I wish somebody had made me take a course on real-world programming. I learned a lot of theory and a little C++, but not much practical stuff. I still don’t know exactly what it takes to be a programmer in the Real World, which is one of the reasons I’m currently in the high-paying, exciting field of clerical temp worker.

Oh my… you’re not even into career #1 and you’re this smug? I’m on career #3 now, and it just keeps getting more interesting as I go along. Don’t be in a hurry to plan out the rest of your career is my advice.

As a programmer myself I’d say life gets hard when a) you start to hate computers. and b) when you realize that no matter how hard you try to keep up - technology will always change in a way that ignores your hard earned skills.

Life is pretty good for me, because I am in a well-paid job which involves no programming at all.

Also (the answer I would give to anyone, doing anything at all) life becomes difficult when you become so familiar with it that nothing interests/excites you any more. children, without realizing it, have it made.

Then, career aside, there’s the part where the woman you love dumps you, or you get married and somebody gets severely ill/depressed/unemployed, or you want children and can’t have them, or you don’t want children and suddenly have twins on the way, or the children get severely ill, and your insurance doesn’t cover anything well, and that mortgage you thought you could afford is too high now. And you finally admit to yourself that you, the drug-free dude, are addicted to the painkillers the doctor gave you for those headaches. Or your parents get sick/senile/die and it’s your responsibility.

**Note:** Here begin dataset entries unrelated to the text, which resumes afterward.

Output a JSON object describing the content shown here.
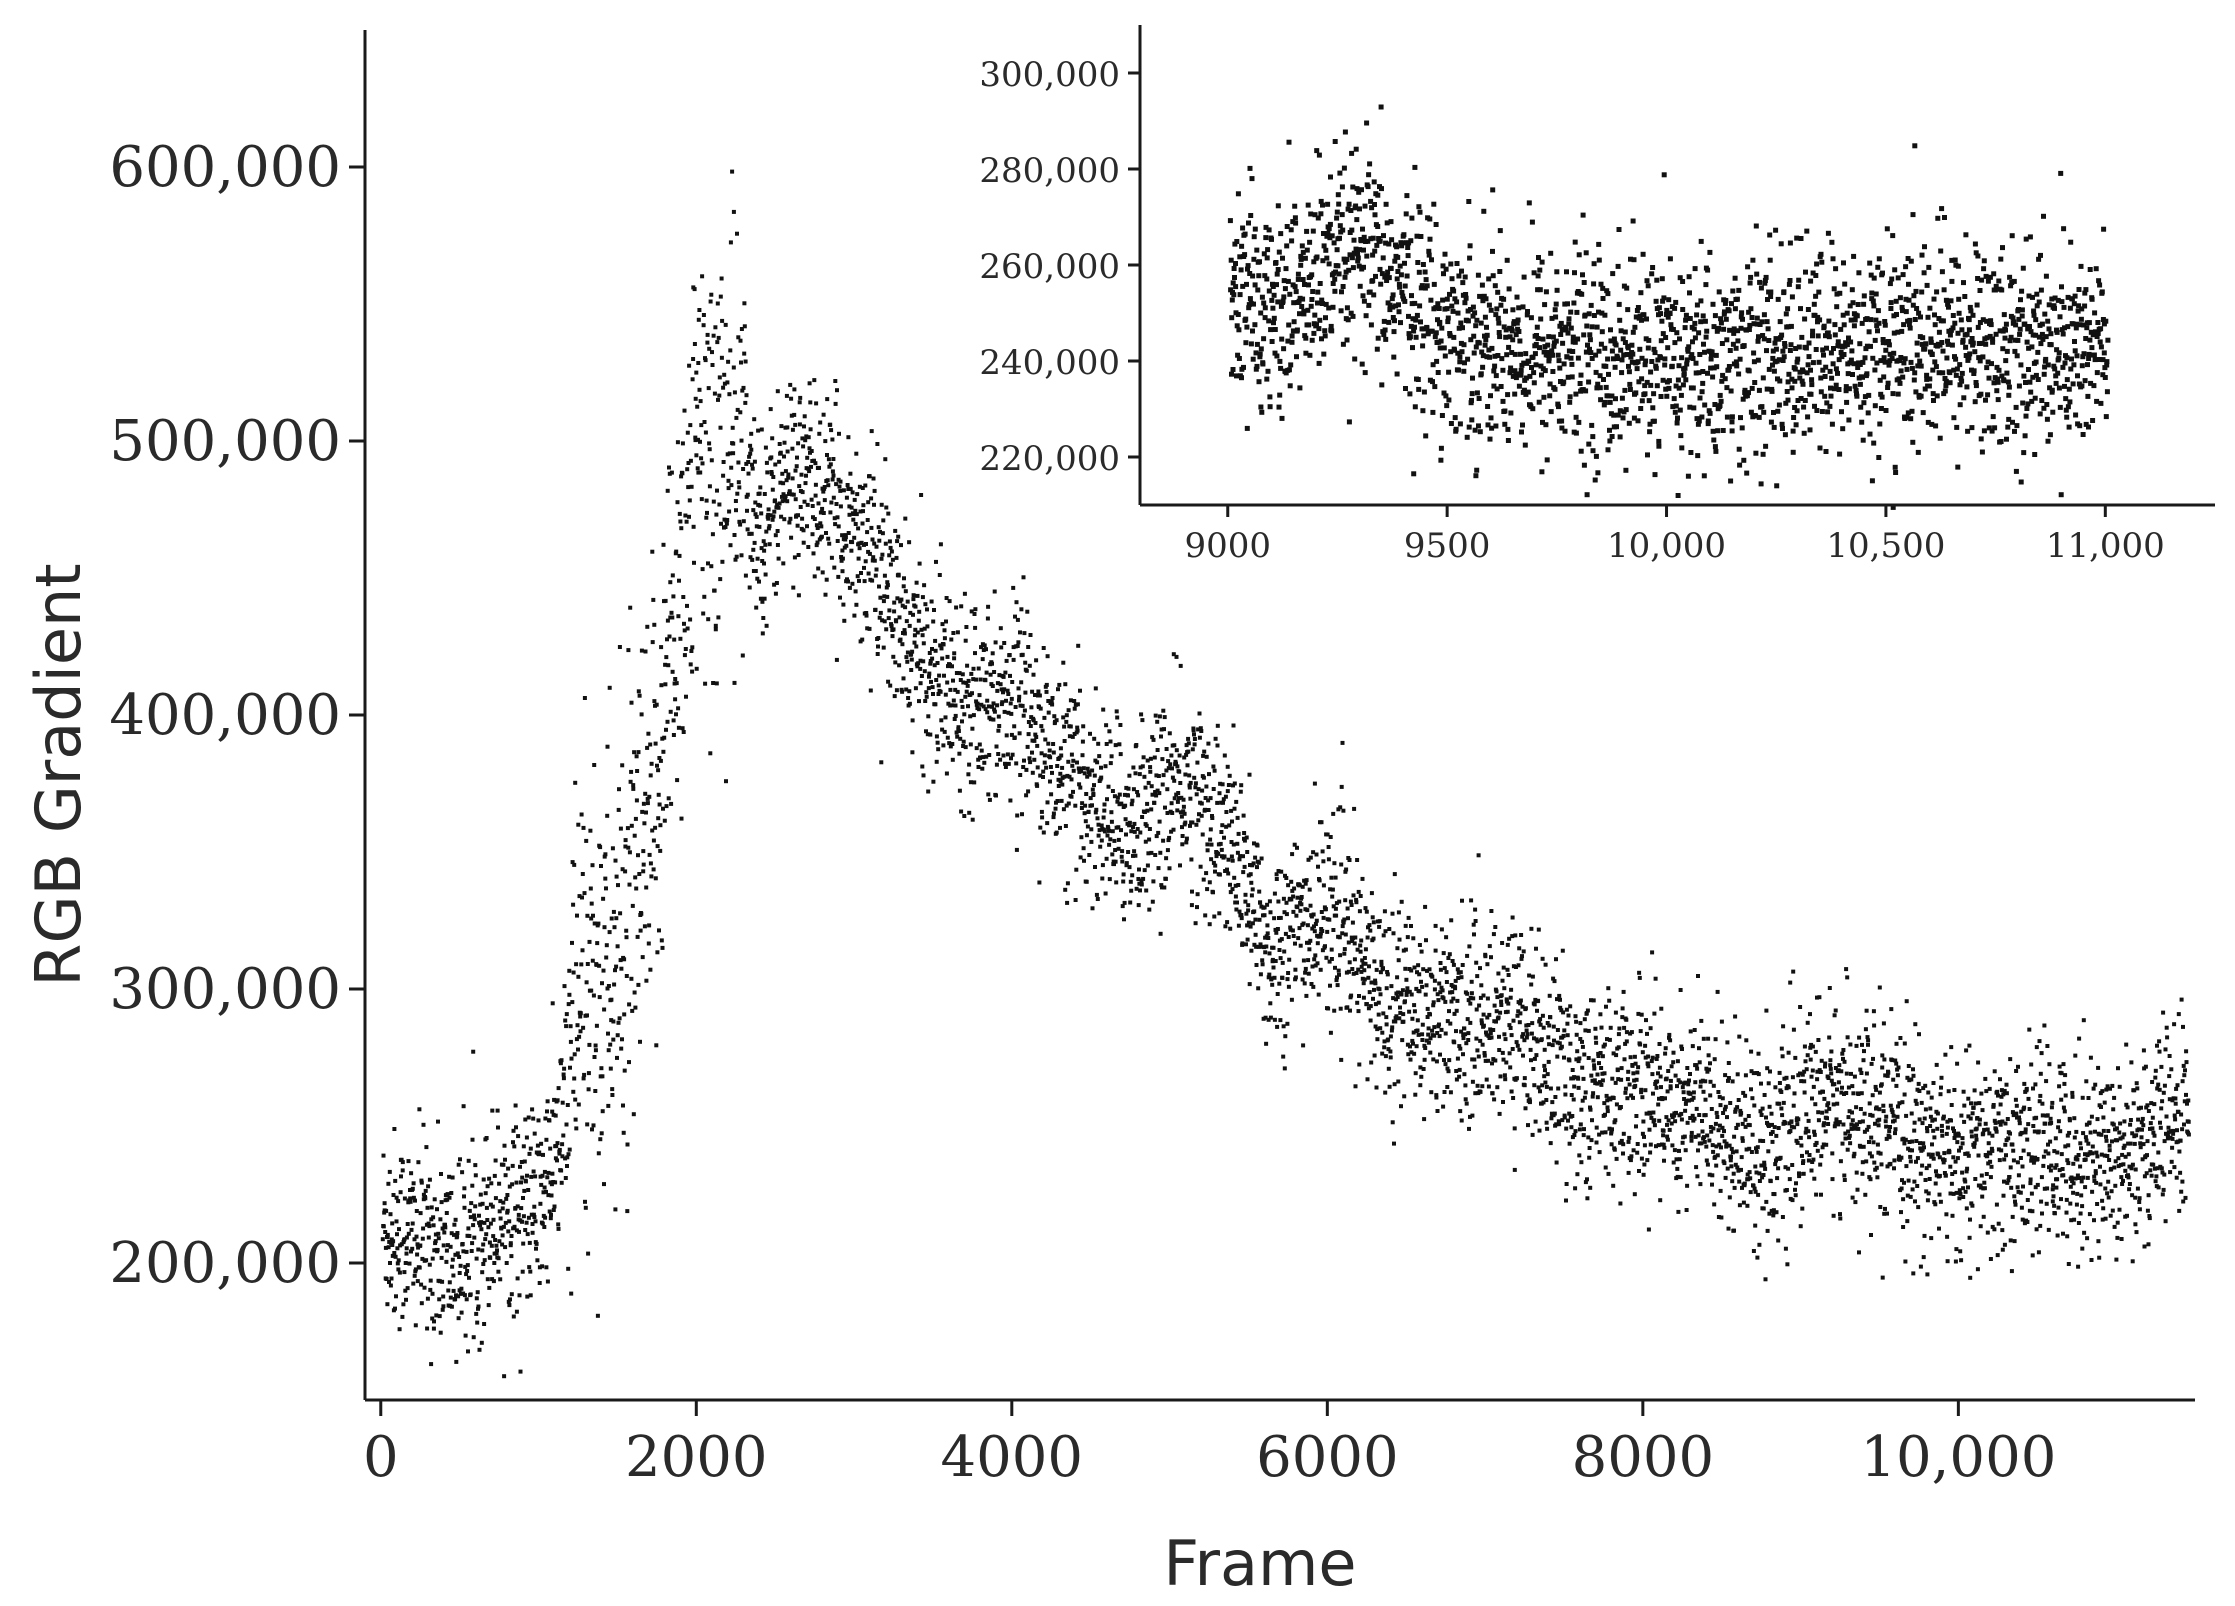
{
  "chart_data": [
    {
      "type": "scatter",
      "title": "",
      "xlabel": "Frame",
      "ylabel": "RGB Gradient",
      "xlim": [
        -100,
        11500
      ],
      "ylim": [
        150000,
        650000
      ],
      "x_ticks": [
        0,
        2000,
        4000,
        6000,
        8000,
        10000
      ],
      "x_tick_labels": [
        "0",
        "2000",
        "4000",
        "6000",
        "8000",
        "10,000"
      ],
      "y_ticks": [
        200000,
        300000,
        400000,
        500000,
        600000
      ],
      "y_tick_labels": [
        "200,000",
        "300,000",
        "400,000",
        "500,000",
        "600,000"
      ],
      "grid": false,
      "legend": "none",
      "point_color": "#111111",
      "series": [
        {
          "trend": [
            [
              0,
              215000
            ],
            [
              200,
              210000
            ],
            [
              500,
              203000
            ],
            [
              700,
              220000
            ],
            [
              1000,
              222000
            ],
            [
              1150,
              250000
            ],
            [
              1250,
              300000
            ],
            [
              1500,
              310000
            ],
            [
              1700,
              350000
            ],
            [
              1850,
              440000
            ],
            [
              2000,
              490000
            ],
            [
              2200,
              500000
            ],
            [
              2400,
              470000
            ],
            [
              2600,
              490000
            ],
            [
              2800,
              480000
            ],
            [
              3100,
              460000
            ],
            [
              3300,
              430000
            ],
            [
              3600,
              410000
            ],
            [
              4000,
              410000
            ],
            [
              4300,
              380000
            ],
            [
              4700,
              360000
            ],
            [
              5100,
              375000
            ],
            [
              5400,
              350000
            ],
            [
              5600,
              315000
            ],
            [
              6000,
              330000
            ],
            [
              6300,
              300000
            ],
            [
              6800,
              290000
            ],
            [
              7200,
              290000
            ],
            [
              7400,
              275000
            ],
            [
              7600,
              265000
            ],
            [
              8000,
              265000
            ],
            [
              8400,
              255000
            ],
            [
              8800,
              243000
            ],
            [
              9200,
              262000
            ],
            [
              9500,
              250000
            ],
            [
              10000,
              238000
            ],
            [
              10500,
              243000
            ],
            [
              11000,
              240000
            ],
            [
              11450,
              255000
            ]
          ],
          "spread": 18000
        }
      ]
    },
    {
      "type": "scatter",
      "title": "",
      "xlabel": "",
      "ylabel": "",
      "role": "inset",
      "xlim": [
        8800,
        11250
      ],
      "ylim": [
        210000,
        310000
      ],
      "x_ticks": [
        9000,
        9500,
        10000,
        10500,
        11000
      ],
      "x_tick_labels": [
        "9000",
        "9500",
        "10,000",
        "10,500",
        "11,000"
      ],
      "y_ticks": [
        220000,
        240000,
        260000,
        280000,
        300000
      ],
      "y_tick_labels": [
        "220,000",
        "240,000",
        "260,000",
        "280,000",
        "300,000"
      ],
      "grid": false,
      "legend": "none",
      "series": [
        {
          "trend": [
            [
              9000,
              255000
            ],
            [
              9100,
              250000
            ],
            [
              9200,
              258000
            ],
            [
              9300,
              262000
            ],
            [
              9400,
              255000
            ],
            [
              9500,
              247000
            ],
            [
              9700,
              243000
            ],
            [
              10000,
              240000
            ],
            [
              10300,
              242000
            ],
            [
              10600,
              244000
            ],
            [
              11000,
              243000
            ]
          ],
          "spread": 11000
        }
      ]
    }
  ]
}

Just a few of the possibilities. But hey, life is really pretty great. Just remember that when things are going suspiciously well, it’s time to prepare for a whammy of pain. It’s the universe’s way of keeping you humble. :slight_smile:

Oddly I am the perfect person to answer this question

I am a senior Computer Science major at Virginia Tech.

Wait till next semester. I was so unchallenged my first semester I considered transferring, then I had a class with McQuain, and decided I liked programming again. It will get progressively more challenging. (Wait till Operating Systems - the killer) Classes at the 4000 level are much more challenging then classes at the 1000 level. Enjoy your freshman year while you can.

PS - post on the CS boards much? Im dturnbul.